The interview has been edited for clarity and length.
Ultiworld Disc Golf: What sort of challenges or opportunities does filming at the GBO present?
Ian Anderson: The biggest challenge is usually the weather. Getting rained on while filming is not optimal. The other challenge is filming two cards, and producing next day videos for two cards. We’re filming FPO lead and MPO chase like we did last year. The CCDG team is awesome so I have no doubt we can do it again, it’s just a lot of work.

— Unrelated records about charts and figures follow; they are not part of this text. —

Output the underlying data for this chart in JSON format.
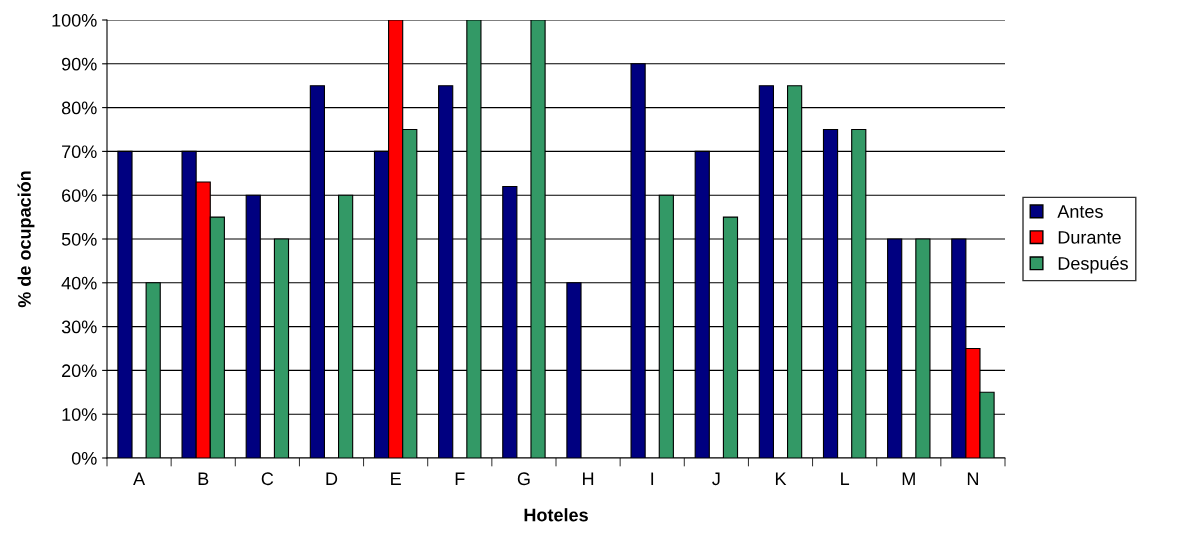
{
  "chart_data": {
    "type": "bar",
    "xlabel": "Hoteles",
    "ylabel": "% de ocupación",
    "categories": [
      "A",
      "B",
      "C",
      "D",
      "E",
      "F",
      "G",
      "H",
      "I",
      "J",
      "K",
      "L",
      "M",
      "N"
    ],
    "series": [
      {
        "name": "Antes",
        "color": "#000080",
        "values": [
          70,
          70,
          60,
          85,
          70,
          85,
          62,
          40,
          90,
          70,
          85,
          75,
          50,
          50
        ]
      },
      {
        "name": "Durante",
        "color": "#ff0000",
        "values": [
          null,
          63,
          null,
          null,
          100,
          null,
          null,
          null,
          null,
          null,
          null,
          null,
          null,
          25
        ]
      },
      {
        "name": "Después",
        "color": "#339966",
        "values": [
          40,
          55,
          50,
          60,
          75,
          100,
          100,
          null,
          60,
          55,
          85,
          75,
          50,
          15
        ]
      }
    ],
    "ylim": [
      0,
      100
    ],
    "yticks": [
      {
        "value": 0,
        "label": "0%"
      },
      {
        "value": 10,
        "label": "10%"
      },
      {
        "value": 20,
        "label": "20%"
      },
      {
        "value": 30,
        "label": "30%"
      },
      {
        "value": 40,
        "label": "40%"
      },
      {
        "value": 50,
        "label": "50%"
      },
      {
        "value": 60,
        "label": "60%"
      },
      {
        "value": 70,
        "label": "70%"
      },
      {
        "value": 80,
        "label": "80%"
      },
      {
        "value": 90,
        "label": "90%"
      },
      {
        "value": 100,
        "label": "100%"
      }
    ],
    "grid": "y",
    "legend": "right"
  }
}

The opportunities would be all the big names are there, so even on chase card, it’ll be star-studded. Dynamic Discs also runs an amazing tourney that attracts tons of people, so it’s a great opportunity to meet some fans. That is by far the most rewarding part of making videos.
UWDG: You guys cover a lot of the “smaller” tournaments on the west coast, and get to see many players who don’t necessarily make lead cards at NT’s. Is there anyone out there we should be keeping an eye on? Who are they and what is their game like?

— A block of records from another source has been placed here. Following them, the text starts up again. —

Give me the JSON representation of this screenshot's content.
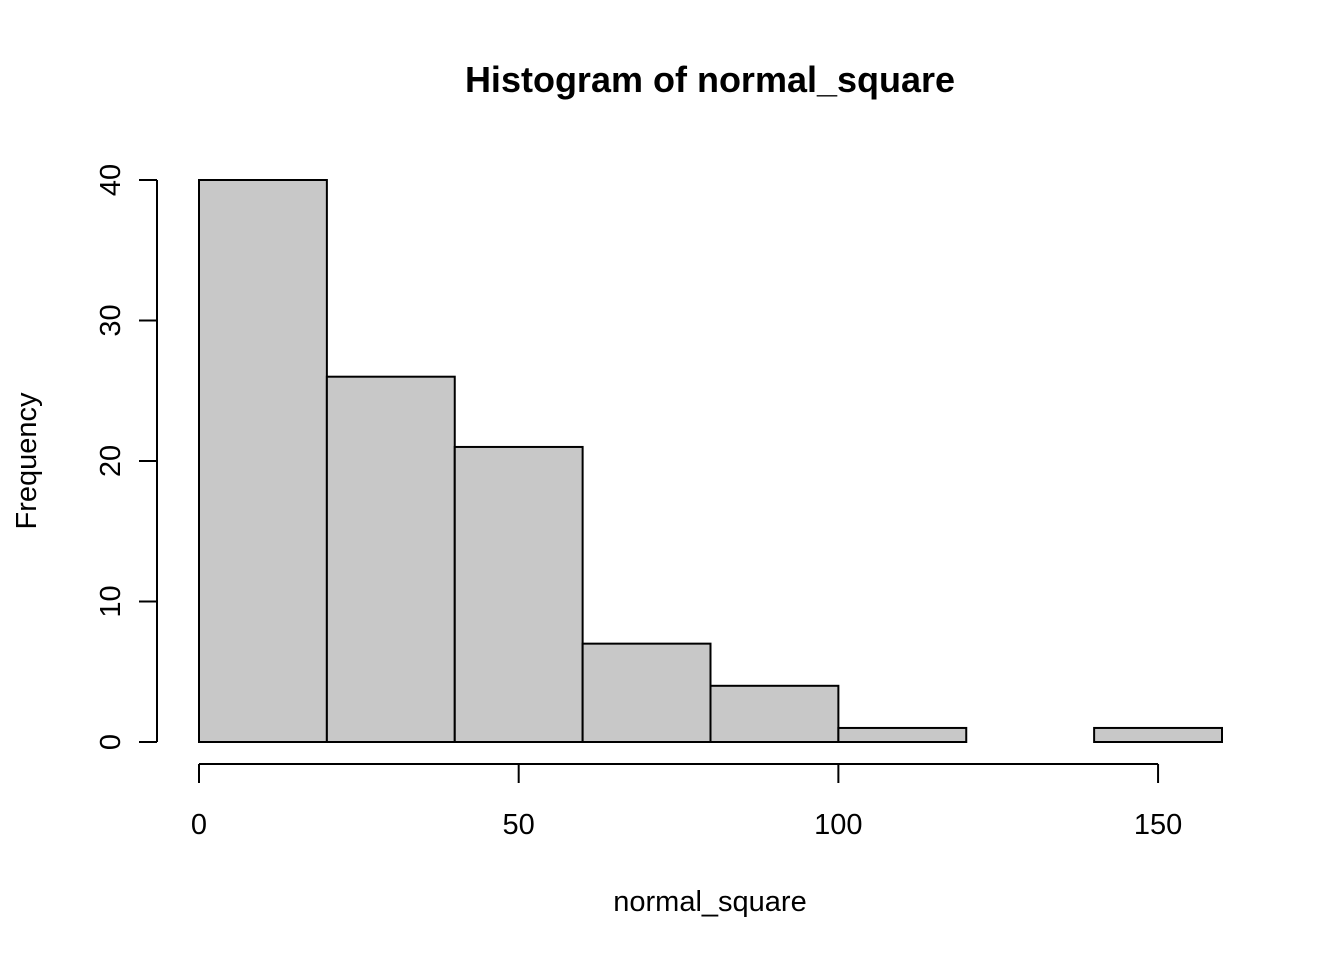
{
  "chart_data": {
    "type": "bar",
    "title": "Histogram of normal_square",
    "xlabel": "normal_square",
    "ylabel": "Frequency",
    "bins": [
      {
        "start": 0,
        "end": 20,
        "count": 40
      },
      {
        "start": 20,
        "end": 40,
        "count": 26
      },
      {
        "start": 40,
        "end": 60,
        "count": 21
      },
      {
        "start": 60,
        "end": 80,
        "count": 7
      },
      {
        "start": 80,
        "end": 100,
        "count": 4
      },
      {
        "start": 100,
        "end": 120,
        "count": 1
      },
      {
        "start": 120,
        "end": 140,
        "count": 0
      },
      {
        "start": 140,
        "end": 160,
        "count": 1
      }
    ],
    "xlim": [
      0,
      160
    ],
    "ylim": [
      0,
      40
    ],
    "x_ticks": [
      "0",
      "50",
      "100",
      "150"
    ],
    "y_ticks": [
      "0",
      "10",
      "20",
      "30",
      "40"
    ],
    "bar_color": "#c8c8c8",
    "grid": false
  }
}
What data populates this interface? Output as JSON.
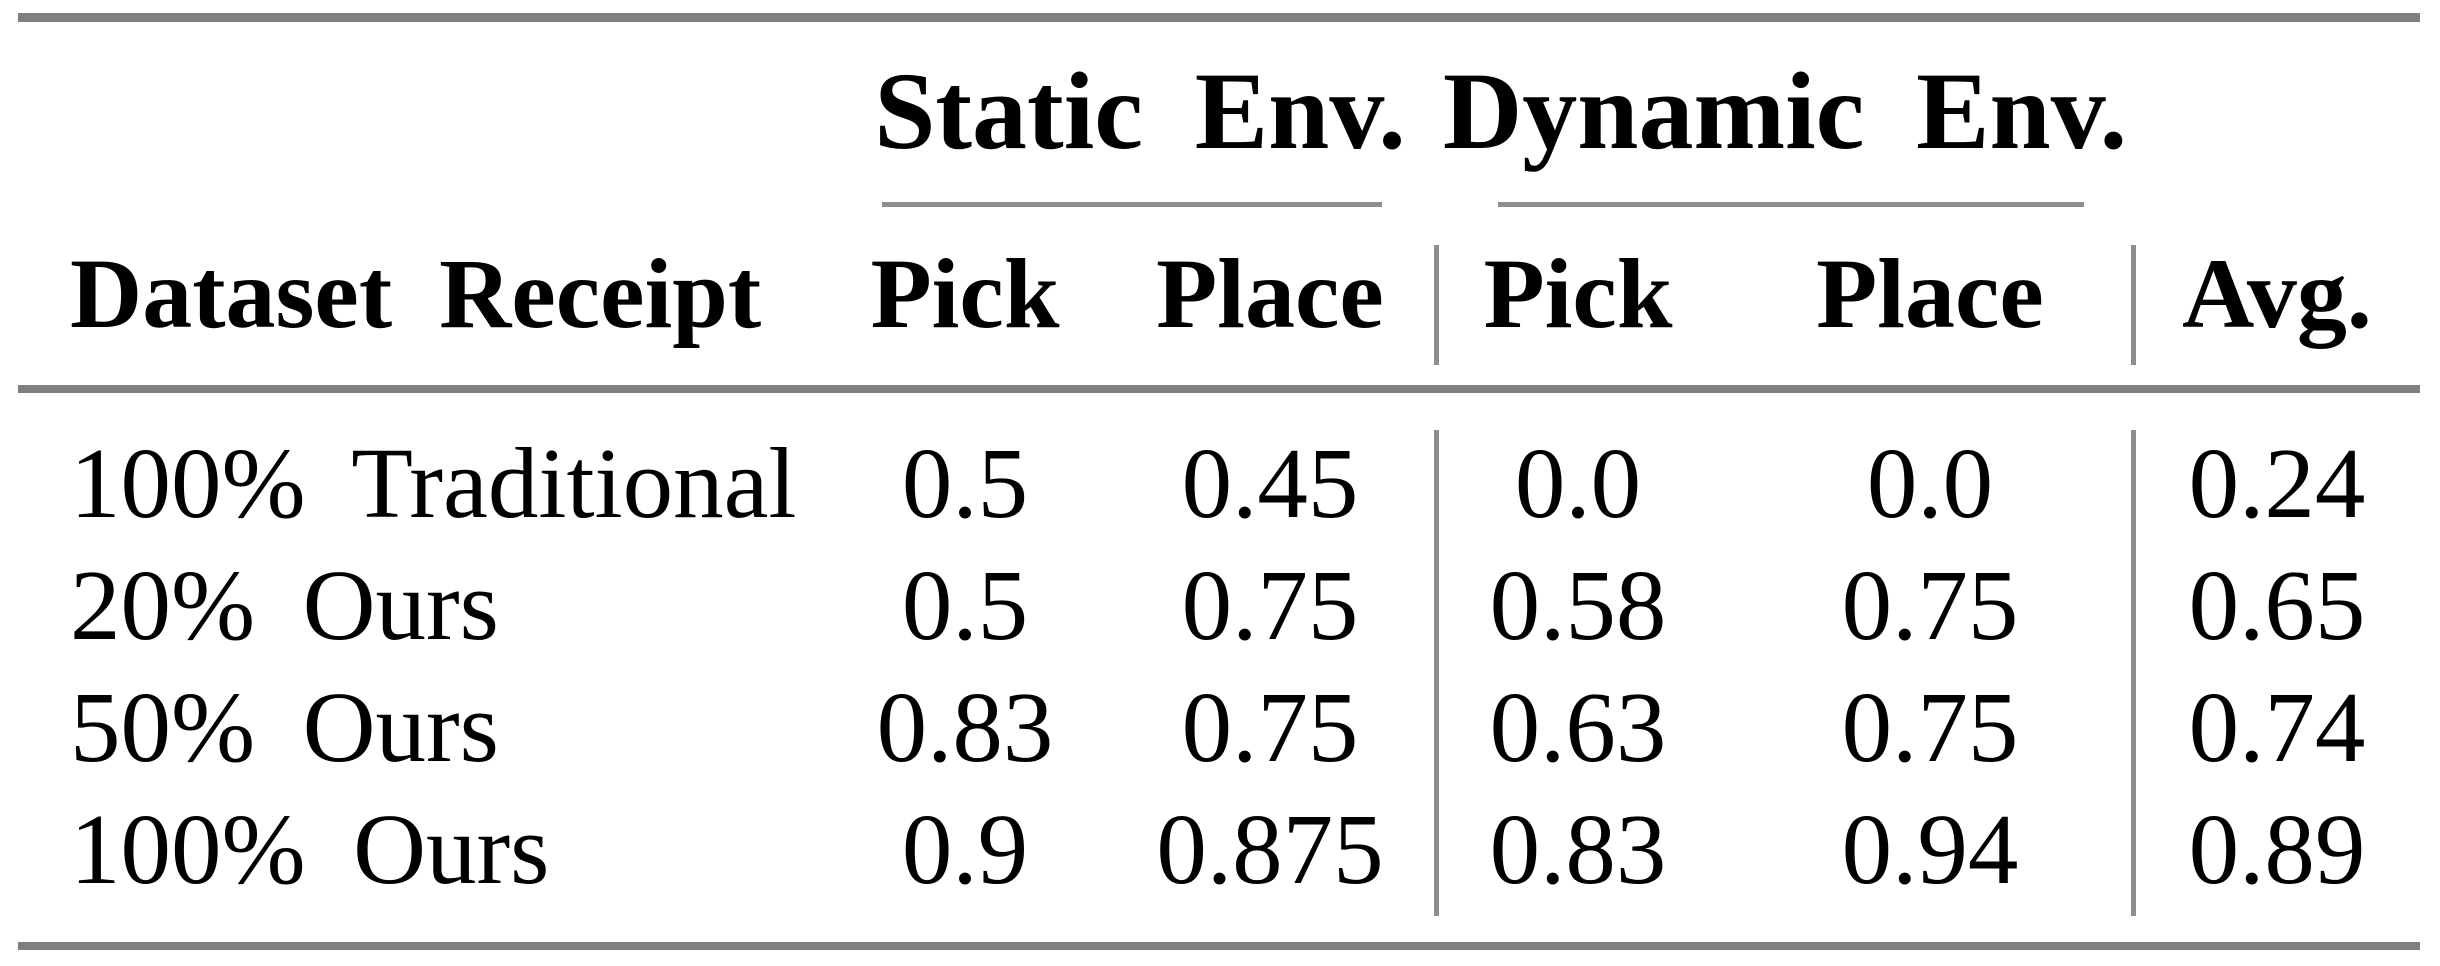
{
  "table": {
    "group_headers": [
      {
        "label": "Static Env."
      },
      {
        "label": "Dynamic Env."
      }
    ],
    "column_headers": {
      "dataset": "Dataset Receipt",
      "static_pick": "Pick",
      "static_place": "Place",
      "dynamic_pick": "Pick",
      "dynamic_place": "Place",
      "avg": "Avg."
    },
    "rows": [
      {
        "dataset": "100% Traditional",
        "static_pick": "0.5",
        "static_place": "0.45",
        "dynamic_pick": "0.0",
        "dynamic_place": "0.0",
        "avg": "0.24"
      },
      {
        "dataset": "20% Ours",
        "static_pick": "0.5",
        "static_place": "0.75",
        "dynamic_pick": "0.58",
        "dynamic_place": "0.75",
        "avg": "0.65"
      },
      {
        "dataset": "50% Ours",
        "static_pick": "0.83",
        "static_place": "0.75",
        "dynamic_pick": "0.63",
        "dynamic_place": "0.75",
        "avg": "0.74"
      },
      {
        "dataset": "100% Ours",
        "static_pick": "0.9",
        "static_place": "0.875",
        "dynamic_pick": "0.83",
        "dynamic_place": "0.94",
        "avg": "0.89"
      }
    ],
    "colors": {
      "heavy_rule": "#7f7f7f",
      "light_rule": "#8d8d8d",
      "text": "#000000",
      "background": "#ffffff"
    }
  }
}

IA: From Norcal, Scott Kile is a fantastic disc golfer. Mostly throws backhand, but has all the different backhand shot types. He’s a really amazing putter too. Out of Montana, I’ll throw out Kevin Sheehan. He’s been throwing 600’ since he was 15 or 16, and again, an amazing putter. That kid’s a crazy good athlete. He’s a scratch [ball] golfer and quarterback of his high school football team. Sky’s the limit there. In the Pacific Northwest, I’ll go with Scott Withers. Has all the tools, and again can putt with the best of them.
UWDG: What lessons do you think disc golf media can learn from our colleagues in other sports?

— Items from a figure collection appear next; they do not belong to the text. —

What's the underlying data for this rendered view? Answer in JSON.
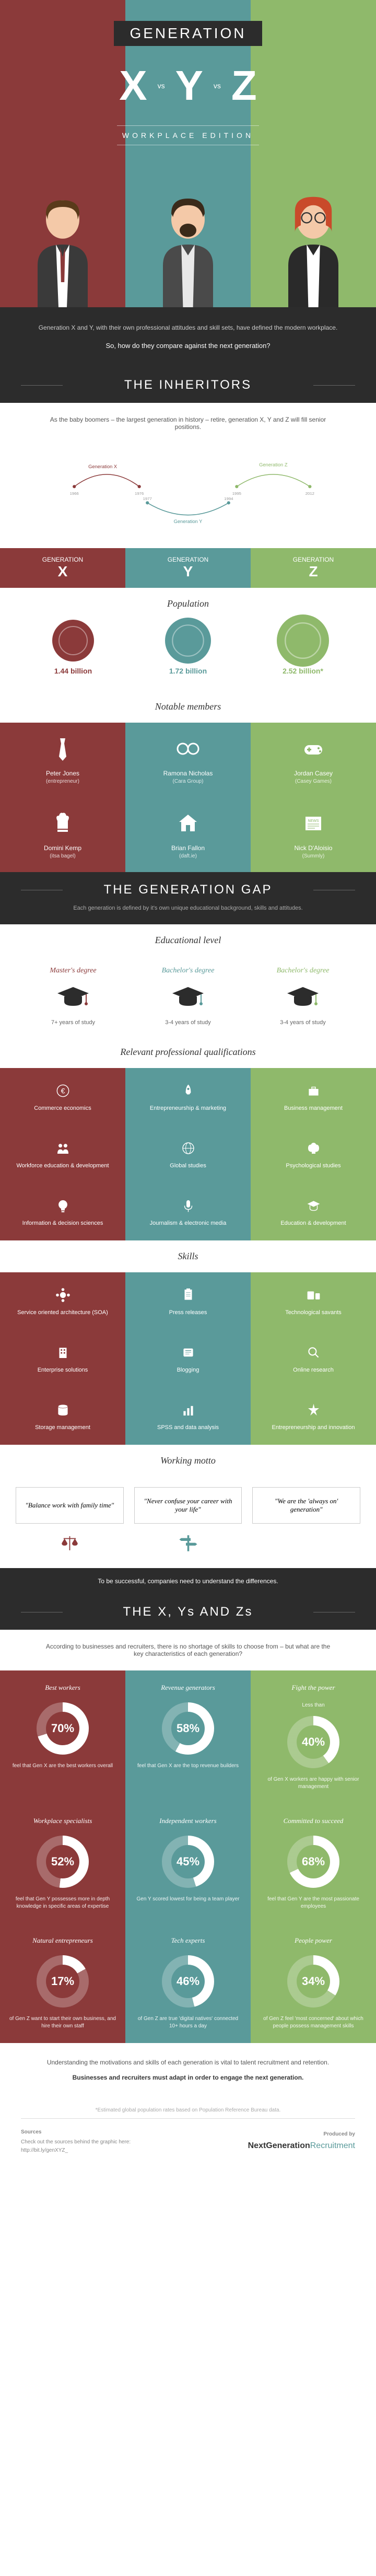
{
  "hero": {
    "title": "GENERATION",
    "x": "X",
    "y": "Y",
    "z": "Z",
    "vs": "vs",
    "subtitle": "WORKPLACE EDITION"
  },
  "colors": {
    "x": "#8b3a3a",
    "y": "#5a9a9a",
    "z": "#8fb96b",
    "dark": "#2c2c2c"
  },
  "intro": {
    "text": "Generation X and Y, with their own professional attitudes and skill sets, have defined the modern workplace.",
    "question": "So, how do they compare against the next generation?"
  },
  "inheritors": {
    "title": "THE INHERITORS",
    "text": "As the baby boomers – the largest generation in history – retire, generation X, Y and Z will fill senior positions.",
    "labels": {
      "x": "Generation X",
      "y": "Generation Y",
      "z": "Generation Z"
    },
    "years": {
      "x_start": "1966",
      "x_end": "1976",
      "y_start": "1977",
      "y_end": "1994",
      "z_start": "1995",
      "z_end": "2012"
    }
  },
  "gen_headers": {
    "label": "GENERATION",
    "x": "X",
    "y": "Y",
    "z": "Z"
  },
  "population": {
    "title": "Population",
    "x": "1.44 billion",
    "y": "1.72 billion",
    "z": "2.52 billion*"
  },
  "notable": {
    "title": "Notable members",
    "items": [
      {
        "name": "Peter Jones",
        "sub": "(entrepreneur)",
        "color": "#8b3a3a",
        "icon": "tie"
      },
      {
        "name": "Ramona Nicholas",
        "sub": "(Cara Group)",
        "color": "#5a9a9a",
        "icon": "glasses"
      },
      {
        "name": "Jordan Casey",
        "sub": "(Casey Games)",
        "color": "#8fb96b",
        "icon": "gamepad"
      },
      {
        "name": "Domini Kemp",
        "sub": "(itsa bagel)",
        "color": "#8b3a3a",
        "icon": "chef"
      },
      {
        "name": "Brian Fallon",
        "sub": "(daft.ie)",
        "color": "#5a9a9a",
        "icon": "house"
      },
      {
        "name": "Nick D'Aloisio",
        "sub": "(Summly)",
        "color": "#8fb96b",
        "icon": "news"
      }
    ]
  },
  "gap": {
    "title": "THE GENERATION GAP",
    "text": "Each generation is defined by it's own unique educational background, skills and attitudes."
  },
  "education": {
    "title": "Educational level",
    "items": [
      {
        "degree": "Master's degree",
        "years": "7+ years of study",
        "color": "#8b3a3a"
      },
      {
        "degree": "Bachelor's degree",
        "years": "3-4 years of study",
        "color": "#5a9a9a"
      },
      {
        "degree": "Bachelor's degree",
        "years": "3-4 years of study",
        "color": "#8fb96b"
      }
    ]
  },
  "qualifications": {
    "title": "Relevant professional qualifications",
    "items": [
      {
        "label": "Commerce economics",
        "color": "#8b3a3a",
        "icon": "euro"
      },
      {
        "label": "Entrepreneurship & marketing",
        "color": "#5a9a9a",
        "icon": "rocket"
      },
      {
        "label": "Business management",
        "color": "#8fb96b",
        "icon": "briefcase"
      },
      {
        "label": "Workforce education & development",
        "color": "#8b3a3a",
        "icon": "people"
      },
      {
        "label": "Global studies",
        "color": "#5a9a9a",
        "icon": "globe"
      },
      {
        "label": "Psychological studies",
        "color": "#8fb96b",
        "icon": "brain"
      },
      {
        "label": "Information & decision sciences",
        "color": "#8b3a3a",
        "icon": "bulb"
      },
      {
        "label": "Journalism & electronic media",
        "color": "#5a9a9a",
        "icon": "mic"
      },
      {
        "label": "Education & development",
        "color": "#8fb96b",
        "icon": "grad"
      }
    ]
  },
  "skills": {
    "title": "Skills",
    "items": [
      {
        "label": "Service oriented architecture (SOA)",
        "color": "#8b3a3a",
        "icon": "service"
      },
      {
        "label": "Press releases",
        "color": "#5a9a9a",
        "icon": "clipboard"
      },
      {
        "label": "Technological savants",
        "color": "#8fb96b",
        "icon": "devices"
      },
      {
        "label": "Enterprise solutions",
        "color": "#8b3a3a",
        "icon": "building"
      },
      {
        "label": "Blogging",
        "color": "#5a9a9a",
        "icon": "blog"
      },
      {
        "label": "Online research",
        "color": "#8fb96b",
        "icon": "search"
      },
      {
        "label": "Storage management",
        "color": "#8b3a3a",
        "icon": "storage"
      },
      {
        "label": "SPSS and data analysis",
        "color": "#5a9a9a",
        "icon": "chart"
      },
      {
        "label": "Entrepreneurship and innovation",
        "color": "#8fb96b",
        "icon": "spark"
      }
    ]
  },
  "motto": {
    "title": "Working motto",
    "items": [
      {
        "text": "\"Balance work with family time\"",
        "color": "#8b3a3a",
        "icon": "scales"
      },
      {
        "text": "\"Never confuse your career with your life\"",
        "color": "#5a9a9a",
        "icon": "signpost"
      },
      {
        "text": "\"We are the 'always on' generation\"",
        "color": "#8fb96b",
        "icon": "bulb"
      }
    ],
    "footer": "To be successful, companies need to understand the differences."
  },
  "xyz": {
    "title": "THE X, Ys AND Zs",
    "intro": "According to businesses and recruiters, there is no shortage of skills to choose from – but what are the key characteristics of each generation?",
    "stats": [
      {
        "label": "Best workers",
        "pct": 70,
        "val": "70%",
        "desc": "feel that Gen X are the best workers overall",
        "color": "#8b3a3a"
      },
      {
        "label": "Revenue generators",
        "pct": 58,
        "val": "58%",
        "desc": "feel that Gen X are the top revenue builders",
        "color": "#5a9a9a"
      },
      {
        "label": "Fight the power",
        "sub": "Less than",
        "pct": 40,
        "val": "40%",
        "desc": "of Gen X workers are happy with senior management",
        "color": "#8fb96b"
      },
      {
        "label": "Workplace specialists",
        "pct": 52,
        "val": "52%",
        "desc": "feel that Gen Y possesses more in depth knowledge in specific areas of expertise",
        "color": "#8b3a3a"
      },
      {
        "label": "Independent workers",
        "pct": 45,
        "val": "45%",
        "desc": "Gen Y scored lowest for being a team player",
        "color": "#5a9a9a"
      },
      {
        "label": "Committed to succeed",
        "pct": 68,
        "val": "68%",
        "desc": "feel that Gen Y are the most passionate employees",
        "color": "#8fb96b"
      },
      {
        "label": "Natural entrepreneurs",
        "pct": 17,
        "val": "17%",
        "desc": "of Gen Z want to start their own business, and hire their own staff",
        "color": "#8b3a3a"
      },
      {
        "label": "Tech experts",
        "pct": 46,
        "val": "46%",
        "desc": "of Gen Z are true 'digital natives' connected 10+ hours a day",
        "color": "#5a9a9a"
      },
      {
        "label": "People power",
        "pct": 34,
        "val": "34%",
        "desc": "of Gen Z feel 'most concerned' about which people possess management skills",
        "color": "#8fb96b"
      }
    ]
  },
  "conclusion": {
    "text": "Understanding the motivations and skills of each generation is vital to talent recruitment and retention.",
    "bold": "Businesses and recruiters must adapt in order to engage the next generation."
  },
  "footer": {
    "note": "*Estimated global population rates based on Population Reference Bureau data.",
    "sources_label": "Sources",
    "produced_label": "Produced by",
    "sources_text": "Check out the sources behind the graphic here:",
    "url": "http://bit.ly/genXYZ_",
    "logo1": "NextGeneration",
    "logo2": "Recruitment"
  }
}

IA: What a good broadcast looks like. Cool features to add, fancy graphics, the right way to do commentary. They set the standard, we’re just trying to get as close to it as we can with the budget and skill set we have.
UWDG: What course is on your to-film bucket list?
IA: Maple Hill, and The Beast in Finland are probably my top two.
UWDG: A lot of people are rooting for the day when disc golf gets the same sort of live-on-TV coverage that the major sports get, what do you see as the advantages or disadvantages of that sort of coverage?
IA: Advantages are more money in the sport through non-disc golf company advertising. The downside might be the little guys going away, replaced by established non-disc golf centered media companies.
UWDG: What sort of advice or words of wisdom would you give to other would-be regional videographers in terms of growing their business at a regional level, and then advancing to a scale like yours, where you do both regional and national scale events?
IA: It’s going to take a lot of hard work and time before you make any money at it. That said it’s easier than ever to make money filming disc golf. When I started, no tournaments were paying for coverage, Patreon didn’t exist, and the overall market was ten times smaller. Work hard, always try to get better through small improvements. Success will follow.
UWDG: What is the coolest shot you’ve ever filmed that isn’t the Philobatross?
UWDG: Who would be on your dream card to film?
IA: McBeth, Lizotte, Eagle McMahon, and Nate Sexton. They’re all really fun guys to be around and to film, and they throw amazing shots.